A total of 92 patients were analyzed, n.29 in G1, n.34 in G2, n.29 in G3. All G3 patients were KRAS wild-type. Among G1 and G2 patients, 10/29 and 17/34 carried a KRAS mutation, respectively. Resection rate was 44.8% (13/29), 32.3% (11/34) and 58.6% (17/29), respectively in G1, G2 and G3 groups, with a trend toward statistical significance in favour of G3 (p .06), when compared to G1 or G2. Median DFS was 14.5 months in G1, 12.1 months in G2 and 15.6 months in G3 (progression was observed in 26/29, 28/34 and 25/29, respectively), without significant statistical differences between groups. OS was significantly higher in resected patients, when compared with non-resected ones. Median OS of non-resected patients was 28.9, 23.9 and 19.4 months in G1, G2 and G3, respectively. With a mean follow-up time of 35.7, 27.1, and 29.4 months respectively, median OS in resected patients has not been reached yet.
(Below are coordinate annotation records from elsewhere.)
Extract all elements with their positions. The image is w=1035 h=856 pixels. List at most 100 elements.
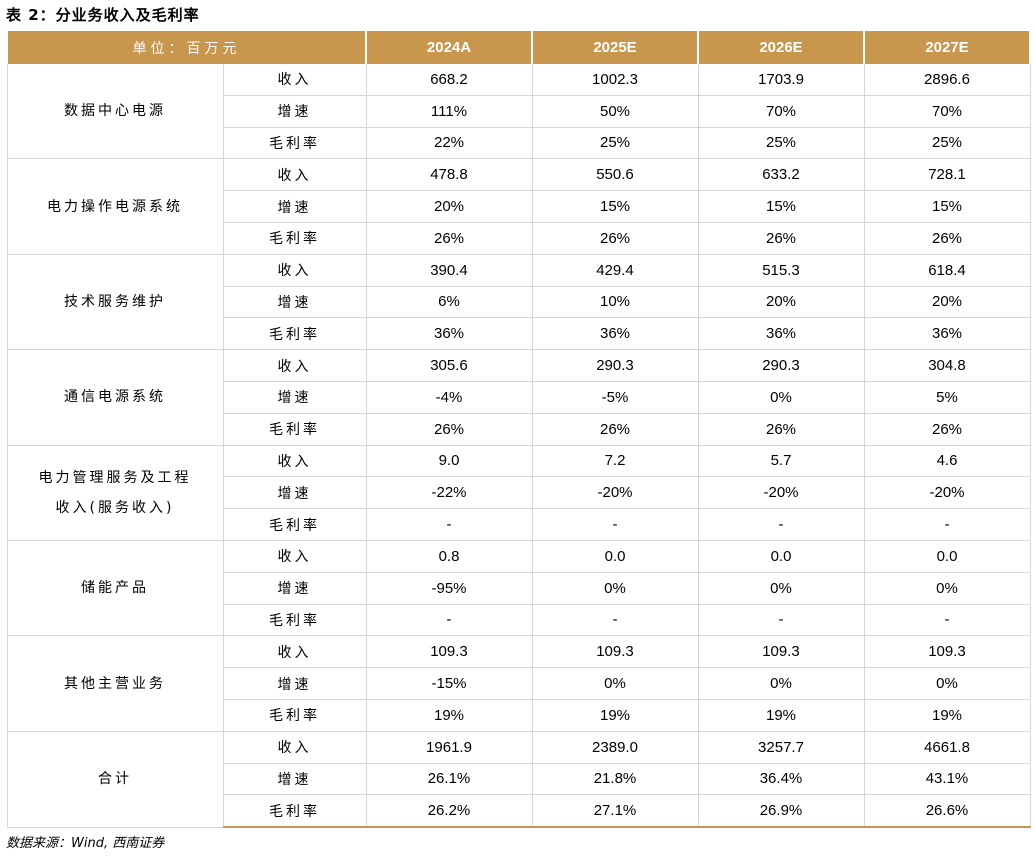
value-cell: 1002.3 bbox=[532, 64, 699, 96]
table-row: 电力操作电源系统 收入 478.8 550.6 633.2 728.1 bbox=[6, 158, 1031, 255]
value-cell: 26% bbox=[532, 222, 699, 255]
value-cell: 5% bbox=[864, 381, 1031, 414]
value-cell: 19% bbox=[366, 699, 533, 732]
table-row: 增速 -95% 0% 0% 0% bbox=[7, 572, 1031, 605]
value-cell: - bbox=[698, 604, 865, 637]
value-cell: 15% bbox=[532, 190, 699, 223]
value-cell: -95% bbox=[366, 572, 533, 605]
value-cell: - bbox=[698, 508, 865, 541]
value-cell: 728.1 bbox=[864, 158, 1031, 192]
table-row: 数据中心电源 收入 668.2 1002.3 1703.9 2896.6 bbox=[6, 64, 1031, 160]
table-row: 增速 26.1% 21.8% 36.4% 43.1% bbox=[7, 763, 1031, 796]
value-cell: 50% bbox=[532, 95, 699, 128]
table-row: 毛利率 26% 26% 26% 26% bbox=[7, 413, 1031, 446]
table-row: 技术服务维护 收入 390.4 429.4 515.3 618.4 bbox=[6, 254, 1031, 351]
table-row: 合计 收入 1961.9 2389.0 3257.7 4661.8 bbox=[6, 731, 1031, 828]
metric-label: 增速 bbox=[223, 572, 367, 605]
segment-name-cell: 其他主营业务 bbox=[6, 635, 224, 732]
metric-label: 收入 bbox=[223, 540, 367, 573]
value-cell: 36% bbox=[532, 317, 699, 351]
value-cell: 36.4% bbox=[698, 763, 865, 796]
table-row: 毛利率 - - - - bbox=[7, 508, 1031, 541]
value-cell: 4.6 bbox=[864, 445, 1031, 478]
table-header-row: 单位：百万元 2024A 2025E 2026E 2027E bbox=[6, 31, 1031, 64]
value-cell: 20% bbox=[864, 286, 1031, 319]
segment-name: 数据中心电源 bbox=[64, 103, 166, 120]
value-cell: 36% bbox=[366, 317, 533, 351]
metric-label: 收入 bbox=[223, 635, 367, 669]
metric-label: 增速 bbox=[223, 381, 367, 414]
value-cell: - bbox=[532, 604, 699, 637]
value-cell: - bbox=[864, 508, 1031, 541]
value-cell: 304.8 bbox=[864, 349, 1031, 382]
segment-name: 电力管理服务及工程 bbox=[38, 469, 192, 486]
value-cell: 21.8% bbox=[532, 763, 699, 796]
metric-label: 收入 bbox=[223, 64, 367, 96]
value-cell: 668.2 bbox=[366, 64, 533, 96]
value-cell: 0.0 bbox=[698, 540, 865, 573]
value-cell: 25% bbox=[698, 127, 865, 160]
source-note: 数据来源：Wind, 西南证券 bbox=[6, 836, 165, 851]
value-cell: 109.3 bbox=[366, 635, 533, 669]
value-cell: 2389.0 bbox=[532, 731, 699, 764]
table-row: 储能产品 收入 0.8 0.0 0.0 0.0 bbox=[6, 540, 1031, 637]
value-cell: 36% bbox=[864, 317, 1031, 351]
metric-label: 增速 bbox=[223, 667, 367, 700]
value-cell: 0% bbox=[698, 667, 865, 700]
value-cell: 20% bbox=[366, 190, 533, 223]
value-cell: 478.8 bbox=[366, 158, 533, 192]
value-cell: 0% bbox=[532, 572, 699, 605]
value-cell: 70% bbox=[698, 95, 865, 128]
segment-name: 技术服务维护 bbox=[64, 293, 166, 310]
value-cell: 26% bbox=[532, 413, 699, 446]
value-cell: 0.8 bbox=[366, 540, 533, 573]
metric-label: 增速 bbox=[223, 763, 367, 796]
metric-label: 毛利率 bbox=[223, 317, 367, 351]
value-cell: 10% bbox=[532, 286, 699, 319]
value-cell: -5% bbox=[532, 381, 699, 414]
value-cell: 19% bbox=[532, 699, 699, 732]
value-cell: - bbox=[864, 604, 1031, 637]
segment-name-cell: 通信电源系统 bbox=[6, 349, 224, 446]
segment-name: 收入(服务收入) bbox=[55, 499, 175, 516]
value-cell: 70% bbox=[864, 95, 1031, 128]
value-cell: 26% bbox=[698, 413, 865, 446]
metric-label: 增速 bbox=[223, 476, 367, 510]
metric-label: 毛利率 bbox=[223, 222, 367, 255]
value-cell: 3257.7 bbox=[698, 731, 865, 764]
table-row: 其他主营业务 收入 109.3 109.3 109.3 109.3 bbox=[6, 635, 1031, 732]
metric-label: 增速 bbox=[223, 190, 367, 223]
metric-label: 增速 bbox=[223, 95, 367, 128]
value-cell: - bbox=[532, 508, 699, 541]
value-cell: 2896.6 bbox=[864, 64, 1031, 96]
value-cell: 0.0 bbox=[532, 540, 699, 573]
value-cell: 0% bbox=[864, 667, 1031, 700]
value-cell: 19% bbox=[864, 699, 1031, 732]
table-row: 毛利率 22% 25% 25% 25% bbox=[7, 127, 1031, 160]
table-row: 毛利率 - - - - bbox=[7, 604, 1031, 637]
value-cell: 111% bbox=[366, 95, 533, 128]
value-cell: 1703.9 bbox=[698, 64, 865, 96]
value-cell: -20% bbox=[532, 476, 699, 510]
metric-label: 收入 bbox=[223, 254, 367, 287]
segment-name: 储能产品 bbox=[81, 580, 149, 597]
unit-header: 单位：百万元 bbox=[6, 31, 367, 64]
year-header: 2025E bbox=[531, 31, 699, 64]
table-row: 毛利率 36% 36% 36% 36% bbox=[7, 317, 1031, 351]
value-cell: 26% bbox=[864, 413, 1031, 446]
table-row: 增速 111% 50% 70% 70% bbox=[7, 95, 1031, 128]
value-cell: 26.9% bbox=[698, 794, 865, 829]
table-row: 电力管理服务及工程 收入(服务收入) 收入 9.0 7.2 5.7 4.6 bbox=[6, 445, 1031, 541]
value-cell: 26% bbox=[864, 222, 1031, 255]
metric-label: 增速 bbox=[223, 286, 367, 319]
value-cell: - bbox=[366, 508, 533, 541]
value-cell: 25% bbox=[864, 127, 1031, 160]
segment-name-cell: 合计 bbox=[6, 731, 224, 828]
value-cell: 390.4 bbox=[366, 254, 533, 287]
value-cell: 36% bbox=[698, 317, 865, 351]
segment-name-cell: 电力管理服务及工程 收入(服务收入) bbox=[6, 445, 224, 541]
value-cell: 7.2 bbox=[532, 445, 699, 478]
value-cell: 515.3 bbox=[698, 254, 865, 287]
table-row: 增速 6% 10% 20% 20% bbox=[7, 286, 1031, 319]
table-title: 表 2：分业务收入及毛利率 bbox=[6, 6, 200, 24]
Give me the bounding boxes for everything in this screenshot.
The strength of our study lies in the mono-institutional nature of the trial, although two bias were identified: 1. surgeon “aggressiveness” increased over the study period; 2. the time of diagnosis affected the choice of chemotherapy (older diagnosed patients were most likely to receive chemotherapy alone). Our data confirm a benefit on survival in converting to surgery patients initially judged as unresectable. In our study the addition of cetuximab to chemotherapy seems to improve resection rate (although criteria for resectability could affect this data), but it does not translate in significant differences on DFS. Data on OS are still immature for resected patients. Our data seem to suggest that technically unresectable patients receiving chemotherapy plus cetuximab are more likely to become resectable compared to patients treated with bevacizumab or chemotherapy alone, whether these findings are still immature to demonstrate a trend toward an OS improvement. Interestingly enough, if only non-resected patients are considered, G3 patients show a short median OS (19.4 months), thus suggesting that only patients with a very advanced disease are not considered for surgery.